Volgens de Hoge Raad is bij box 3-heffing voor iemand sprake van een individuele en buitensporige last als de box 3-heffing meer is dan het werkelijke rendement. Daarbij is ook het overige inkomen relevant. Van een buitensporige last is alleen sprake als iemand op zijn vermogen moet interen om de belasting te kunnen betalen.
Aan een vrouw waren voor 2016 en 2017 aanslagen IB/PVV opgelegd waarbij ook over box 3 was geheven. In 2016 genoot de vrouw € 1.761 uit het vermogen en moest € 1.543 box 3-heffing betalen. Voor 2017 had zij een opbrengst van € 1.244 en moest zij € 1.354 box 3-heffing betalen over haar vermogen.
Aanwijzing massaal bezwaarprocedure
De staatssecretaris heeft voor beide jaren de bezwaren tegen de box 3-heffing aangewezen als massaal bezwaar. Voor 2017 geldt de aanwijzing voor de rechtsvraag of de box 3-heffing op regelniveau strijdig is met art. 1 EP (de stelselvraag). Het bezwaar van de vrouw heeft zowel betrekking op deze stelselvraag als op de individuele vraag of de box 3-heffing leidt tot een buitensporige last.

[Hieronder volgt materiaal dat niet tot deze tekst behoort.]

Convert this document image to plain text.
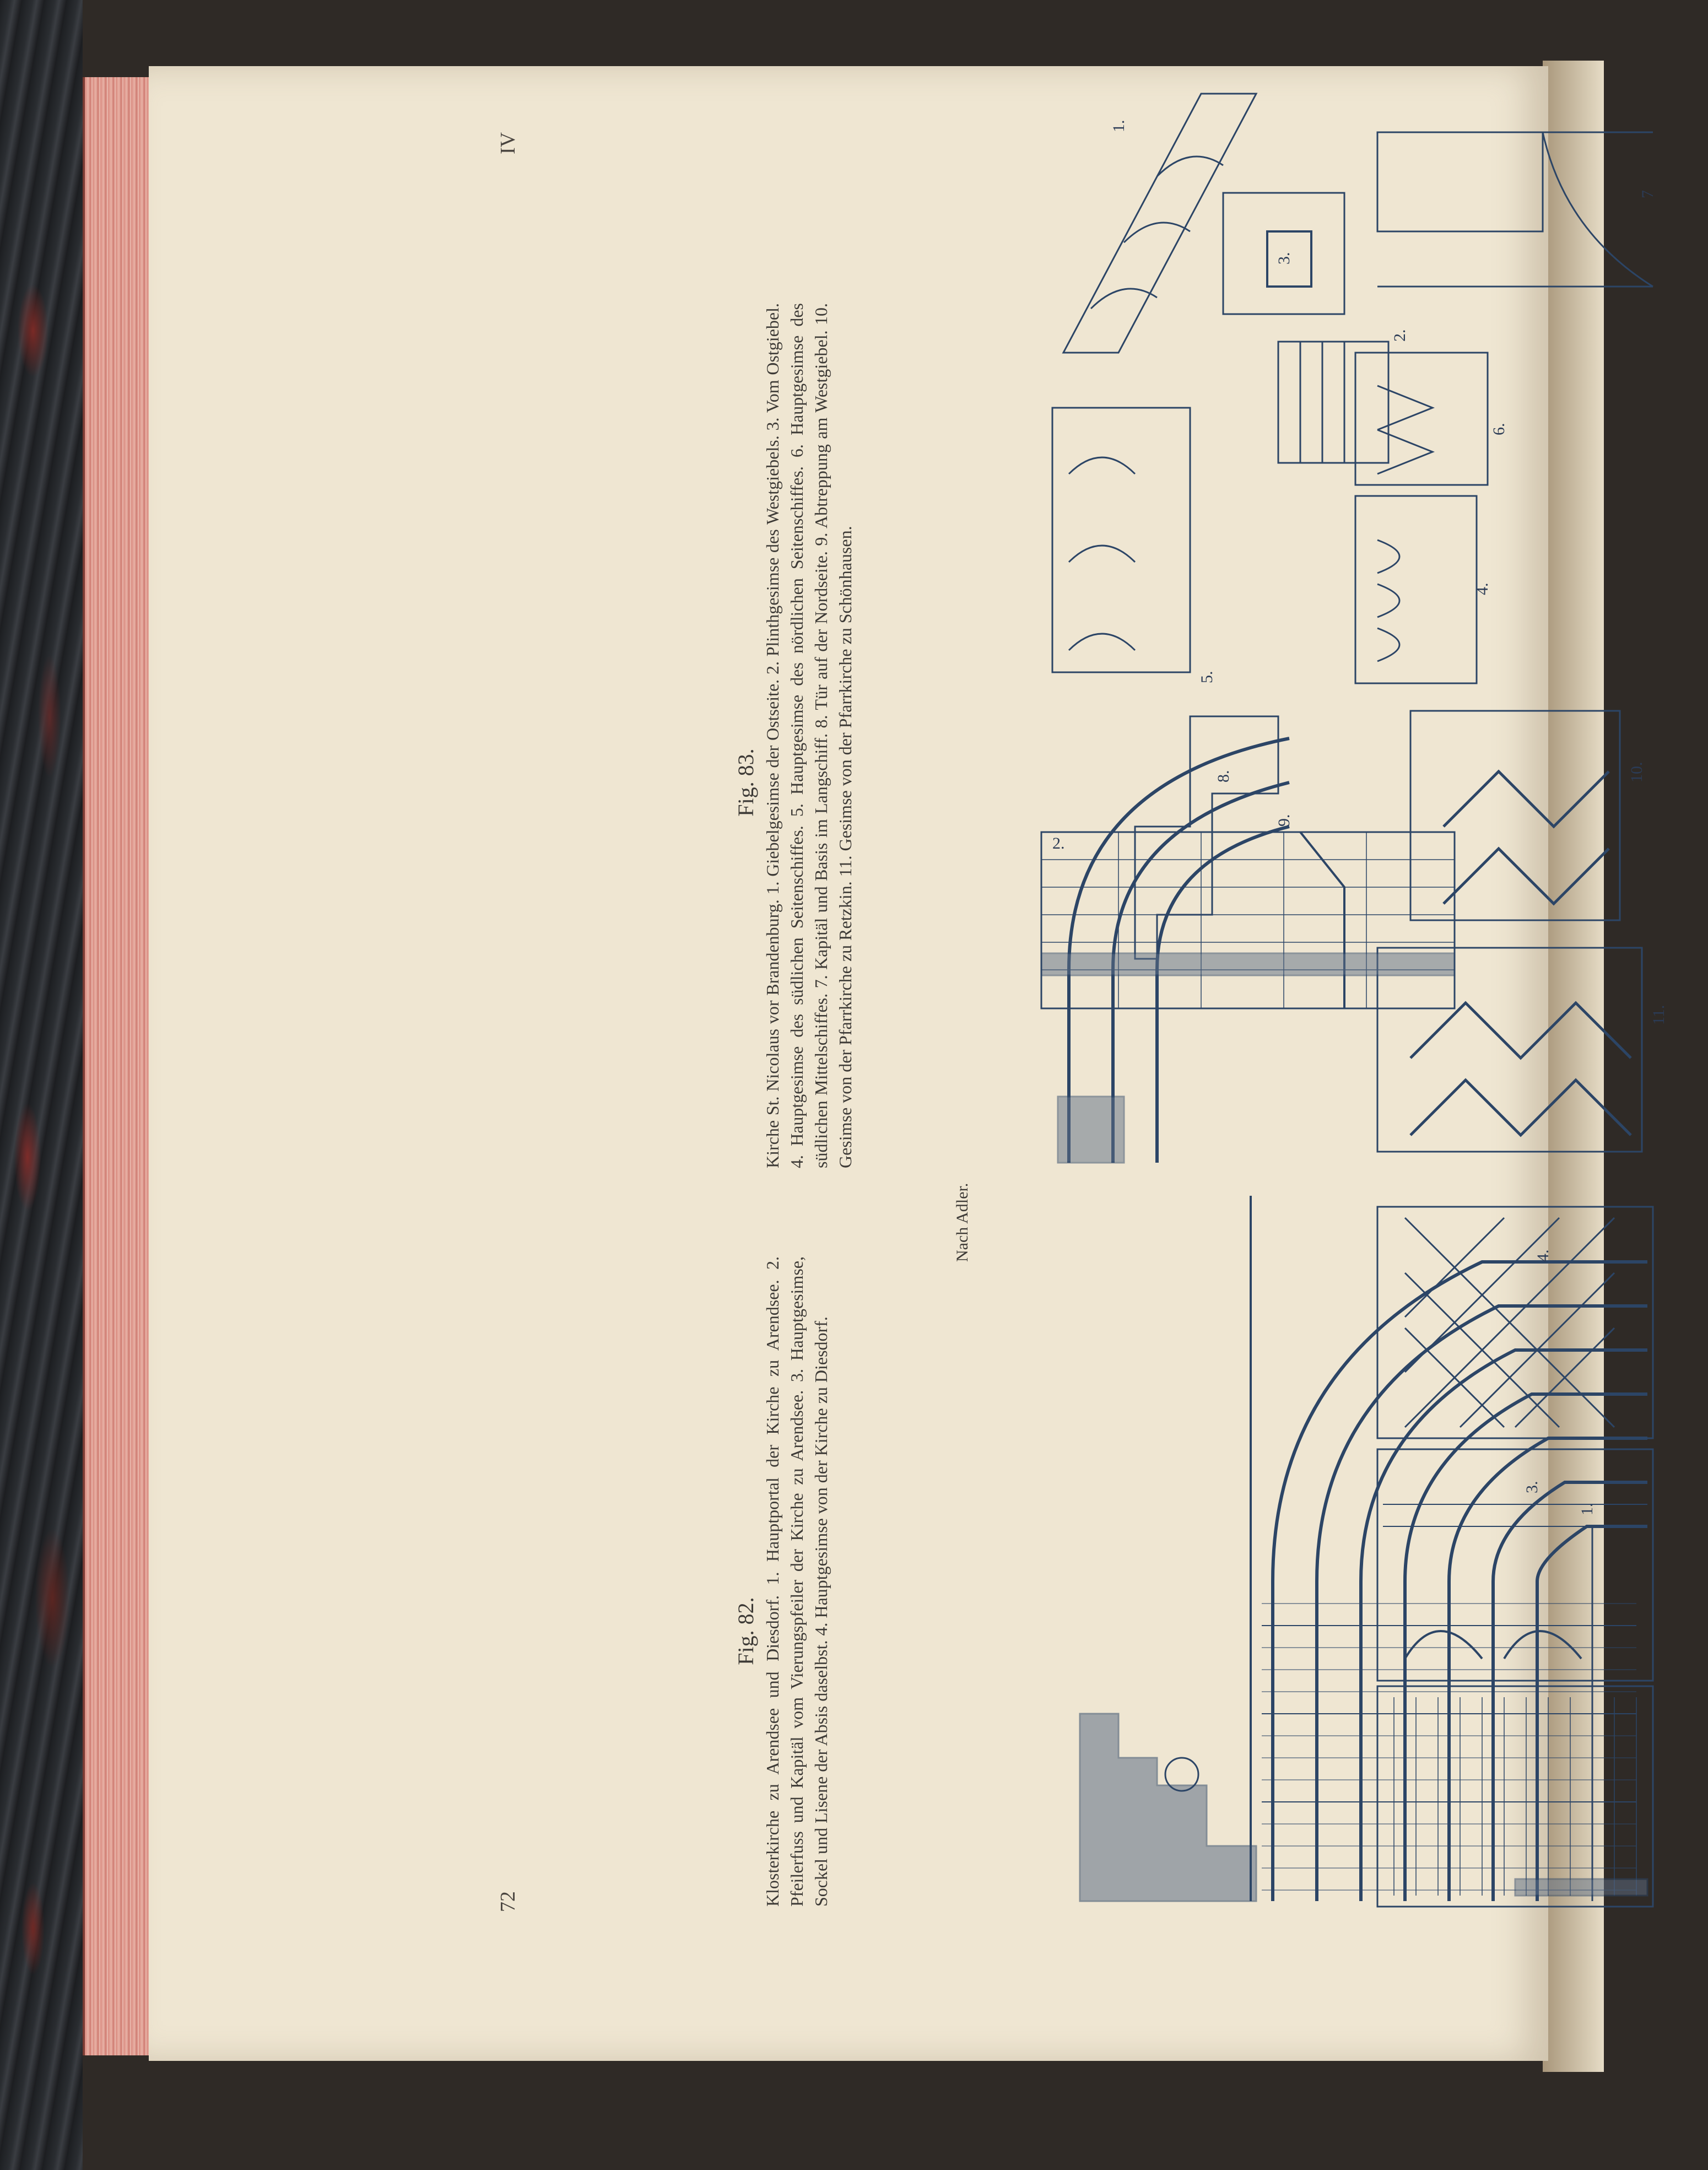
72
IV
Fig. 82. Klosterkirche zu Arendsee und Diesdorf. 1. Hauptportal der Kirche zu Arendsee. 2. Pfeilerfuss und Kapitäl vom Vierungspfeiler der Kirche zu Arendsee. 3. Hauptgesimse, Sockel und Lisene der Absis daselbst. 4. Hauptgesimse von der Kirche zu Diesdorf.
Fig. 83. Kirche St. Nicolaus vor Brandenburg. 1. Giebelgesimse der Ostseite. 2. Plinthgesimse des Westgiebels. 3. Vom Ostgiebel. 4. Hauptgesimse des südlichen Seitenschiffes. 5. Hauptgesimse des nördlichen Seitenschiffes. 6. Hauptgesimse des südlichen Mittelschiffes. 7. Kapitäl und Basis im Langschiff. 8. Tür auf der Nordseite. 9. Abtreppung am Westgiebel. 10. Gesimse von der Pfarrkirche zu Retzkin. 11. Gesimse von der Pfarrkirche zu Schönhausen.
Nach Adler.
1.
1.
2.
3.
4.
5.
6.
7
8.
9.
10.
11.
3.
4.
2.
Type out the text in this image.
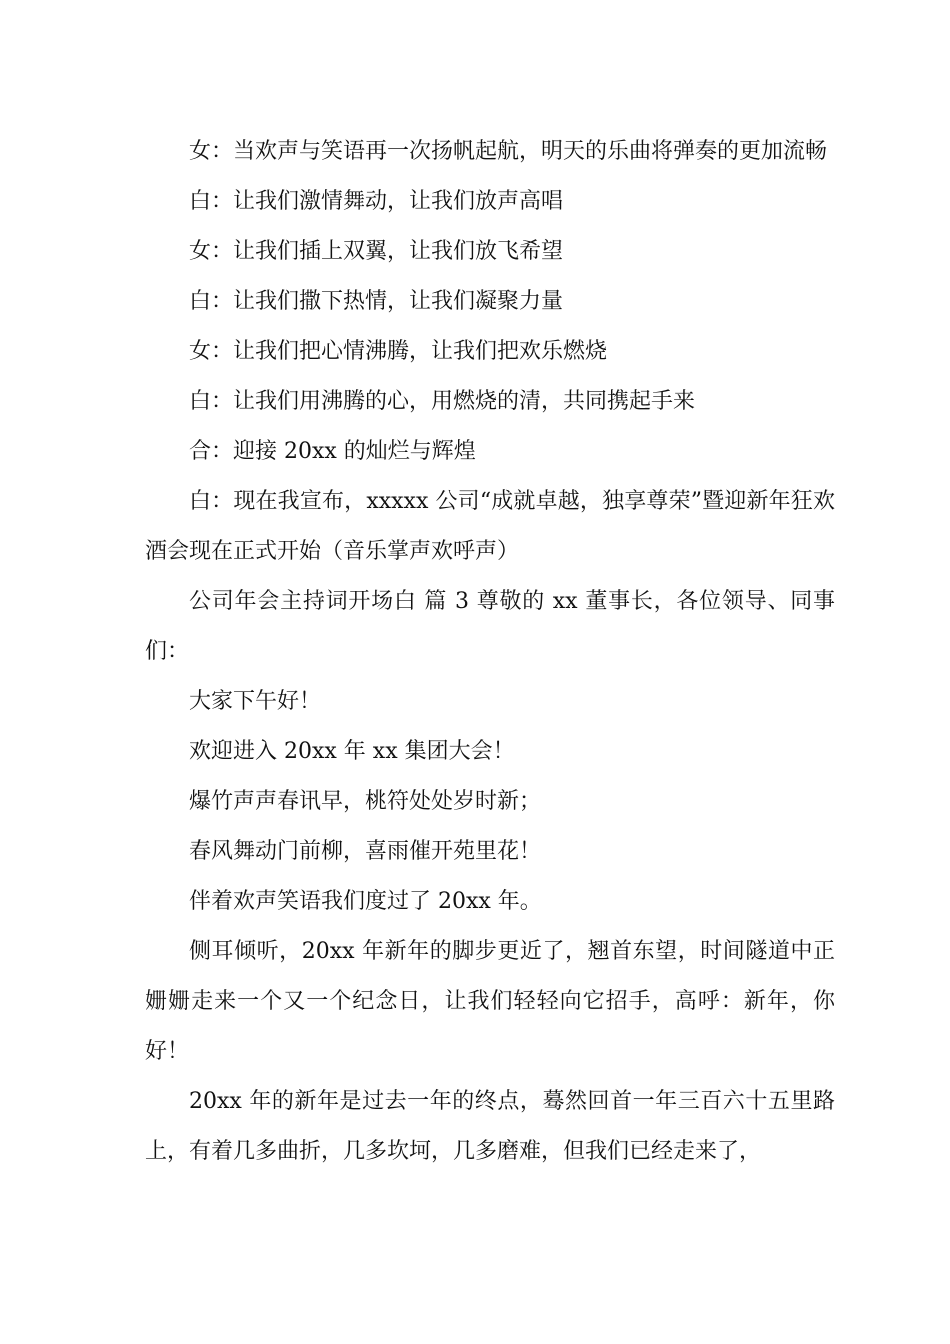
女：当欢声与笑语再一次扬帆起航，明天的乐曲将弹奏的更加流畅

白：让我们激情舞动，让我们放声高唱

女：让我们插上双翼，让我们放飞希望

白：让我们撒下热情，让我们凝聚力量

女：让我们把心情沸腾，让我们把欢乐燃烧

白：让我们用沸腾的心，用燃烧的清，共同携起手来

合：迎接 20xx 的灿烂与辉煌

白：现在我宣布，xxxxx 公司“成就卓越，独享尊荣”暨迎新年狂欢酒会现在正式开始（音乐掌声欢呼声）

公司年会主持词开场白 篇 3 尊敬的 xx 董事长，各位领导、同事们：

大家下午好！

欢迎进入 20xx 年 xx 集团大会！

爆竹声声春讯早，桃符处处岁时新；

春风舞动门前柳，喜雨催开苑里花！

伴着欢声笑语我们度过了 20xx 年。

侧耳倾听，20xx 年新年的脚步更近了，翘首东望，时间隧道中正姗姗走来一个又一个纪念日，让我们轻轻向它招手，高呼：新年，你好！

20xx 年的新年是过去一年的终点，蓦然回首一年三百六十五里路上，有着几多曲折，几多坎坷，几多磨难，但我们已经走来了，
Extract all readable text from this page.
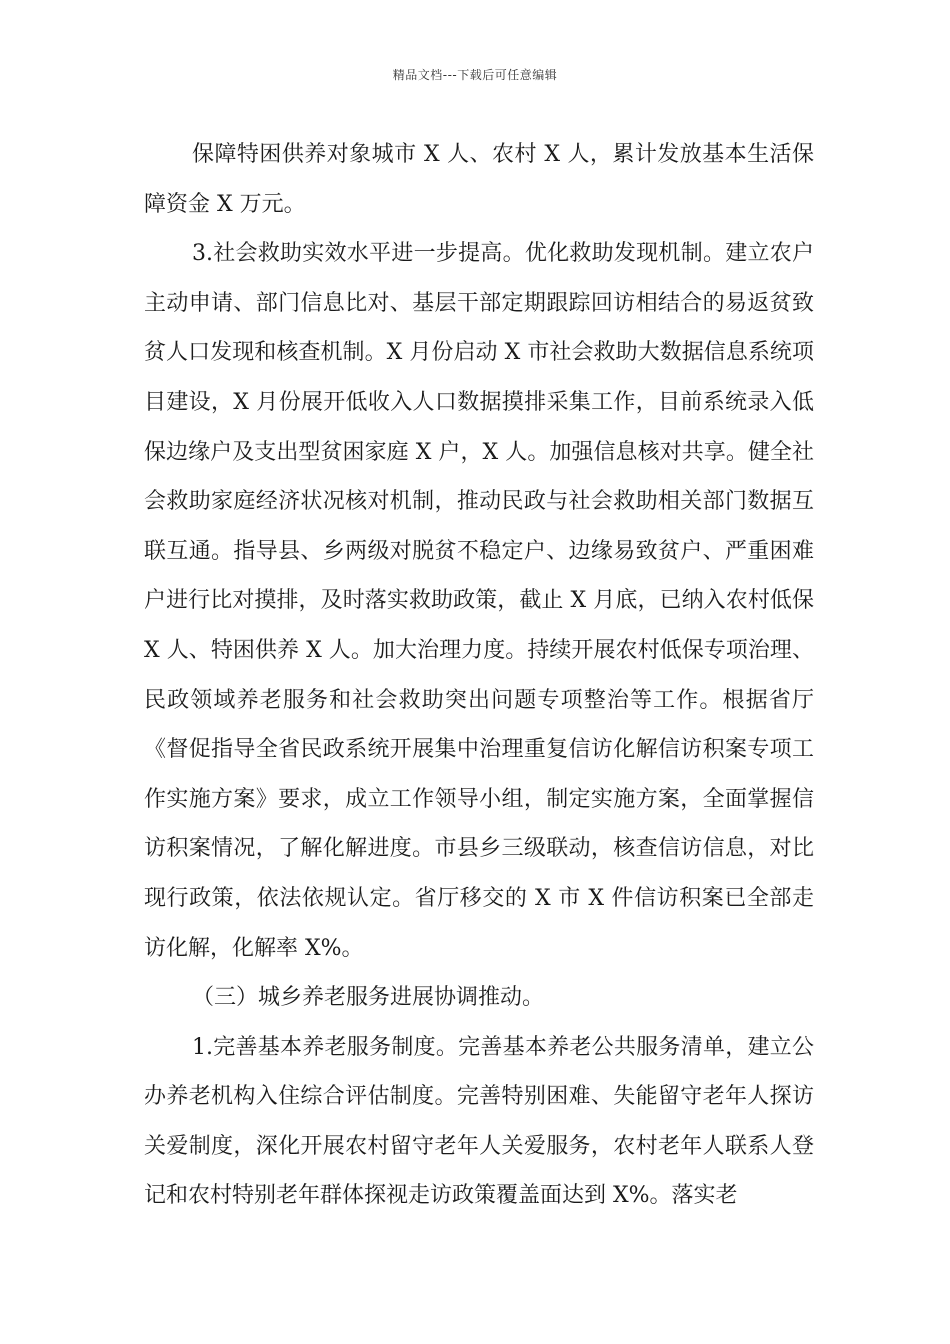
精品文档---下载后可任意编辑

保障特困供养对象城市 X 人、农村 X 人，累计发放基本生活保障资金 X 万元。

3.社会救助实效水平进一步提高。优化救助发现机制。建立农户主动申请、部门信息比对、基层干部定期跟踪回访相结合的易返贫致贫人口发现和核查机制。X 月份启动 X 市社会救助大数据信息系统项目建设，X 月份展开低收入人口数据摸排采集工作，目前系统录入低保边缘户及支出型贫困家庭 X 户，X 人。加强信息核对共享。健全社会救助家庭经济状况核对机制，推动民政与社会救助相关部门数据互联互通。指导县、乡两级对脱贫不稳定户、边缘易致贫户、严重困难户进行比对摸排，及时落实救助政策，截止 X 月底，已纳入农村低保 X 人、特困供养 X 人。加大治理力度。持续开展农村低保专项治理、民政领域养老服务和社会救助突出问题专项整治等工作。根据省厅《督促指导全省民政系统开展集中治理重复信访化解信访积案专项工作实施方案》要求，成立工作领导小组，制定实施方案，全面掌握信访积案情况，了解化解进度。市县乡三级联动，核查信访信息，对比现行政策，依法依规认定。省厅移交的 X 市 X 件信访积案已全部走访化解，化解率 X%。

（三）城乡养老服务进展协调推动。

1.完善基本养老服务制度。完善基本养老公共服务清单，建立公办养老机构入住综合评估制度。完善特别困难、失能留守老年人探访关爱制度，深化开展农村留守老年人关爱服务，农村老年人联系人登记和农村特别老年群体探视走访政策覆盖面达到 X%。落实老
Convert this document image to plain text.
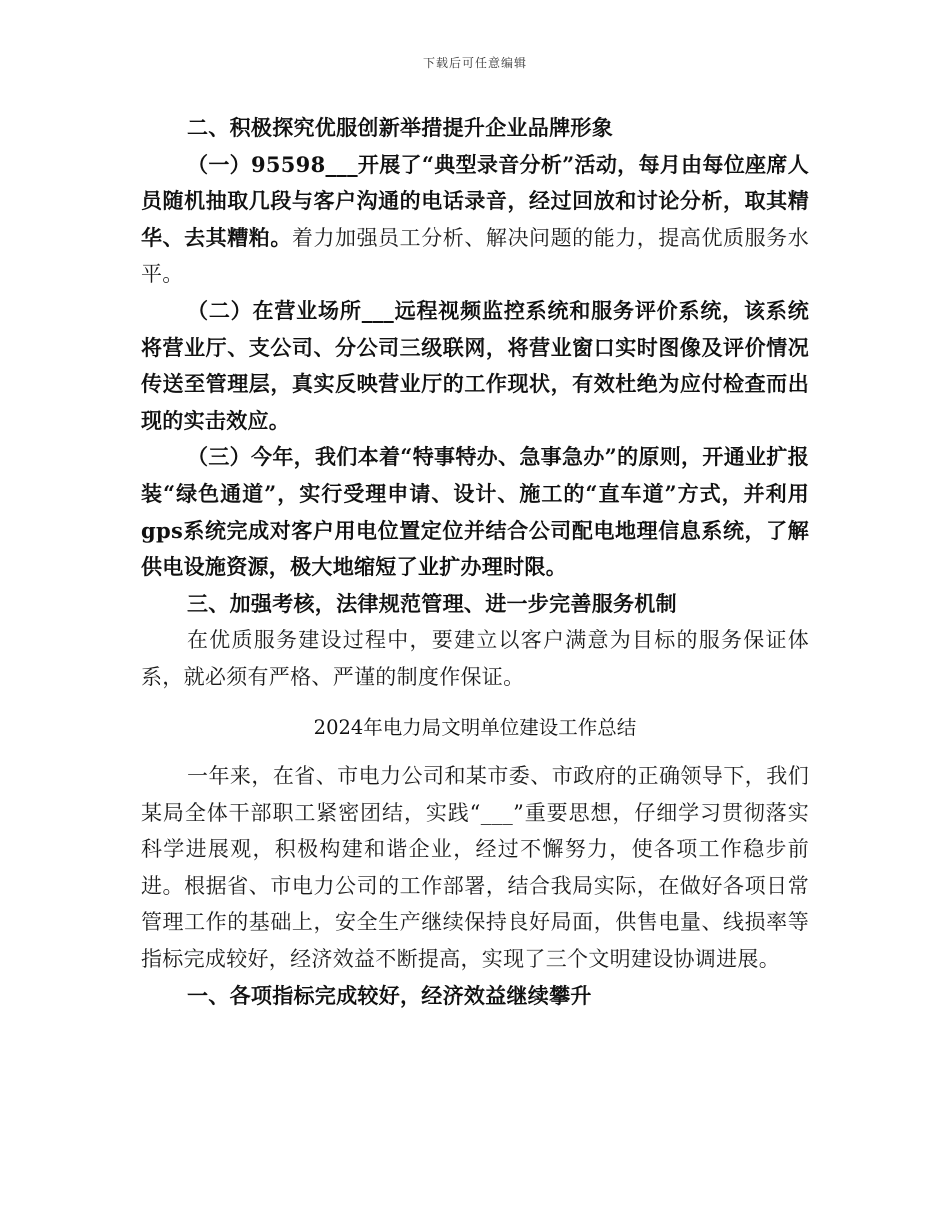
下载后可任意编辑

二、积极探究优服创新举措提升企业品牌形象

（一）95598___开展了“典型录音分析”活动，每月由每位座席人员随机抽取几段与客户沟通的电话录音，经过回放和讨论分析，取其精华、去其糟粕。着力加强员工分析、解决问题的能力，提高优质服务水平。

（二）在营业场所___远程视频监控系统和服务评价系统，该系统将营业厅、支公司、分公司三级联网，将营业窗口实时图像及评价情况传送至管理层，真实反映营业厅的工作现状，有效杜绝为应付检查而出现的实击效应。

（三）今年，我们本着“特事特办、急事急办”的原则，开通业扩报装“绿色通道”，实行受理申请、设计、施工的“直车道”方式，并利用gps系统完成对客户用电位置定位并结合公司配电地理信息系统，了解供电设施资源，极大地缩短了业扩办理时限。

三、加强考核，法律规范管理、进一步完善服务机制

在优质服务建设过程中，要建立以客户满意为目标的服务保证体系，就必须有严格、严谨的制度作保证。

2024年电力局文明单位建设工作总结

一年来，在省、市电力公司和某市委、市政府的正确领导下，我们某局全体干部职工紧密团结，实践“___”重要思想，仔细学习贯彻落实科学进展观，积极构建和谐企业，经过不懈努力，使各项工作稳步前进。根据省、市电力公司的工作部署，结合我局实际，在做好各项日常管理工作的基础上，安全生产继续保持良好局面，供售电量、线损率等指标完成较好，经济效益不断提高，实现了三个文明建设协调进展。

一、各项指标完成较好，经济效益继续攀升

HR: Hof had niet mogen beslissen op stelselvraag
Volgens de Hoge Raad heeft Hof Den Bosch ten onrechte geen splitsing van het bezwaar aangebracht. Het hof heeft ook ten onrechte de stelselvraag beantwoord. Het hof heeft bovendien de individuele vraag onjuist beantwoord. Bij de beoordeling of de box 3-heffing een individuele en buitensporige last oplevert, moet de rechter die heffing bezien in samenhang met de gehele financiële situatie van de vrouw. Daarbij moet ook in aanmerking worden genomen of zij een zodanig laag inkomen heeft dat zij op haar vermogen moet interen om de belasting te voldoen. Als de vrouw door de box 3-heffing inteert op haar vermogen, kan dat een aanwijzing zijn dat zij door die heffing wordt geconfronteerd met een individuele en buitensporige last.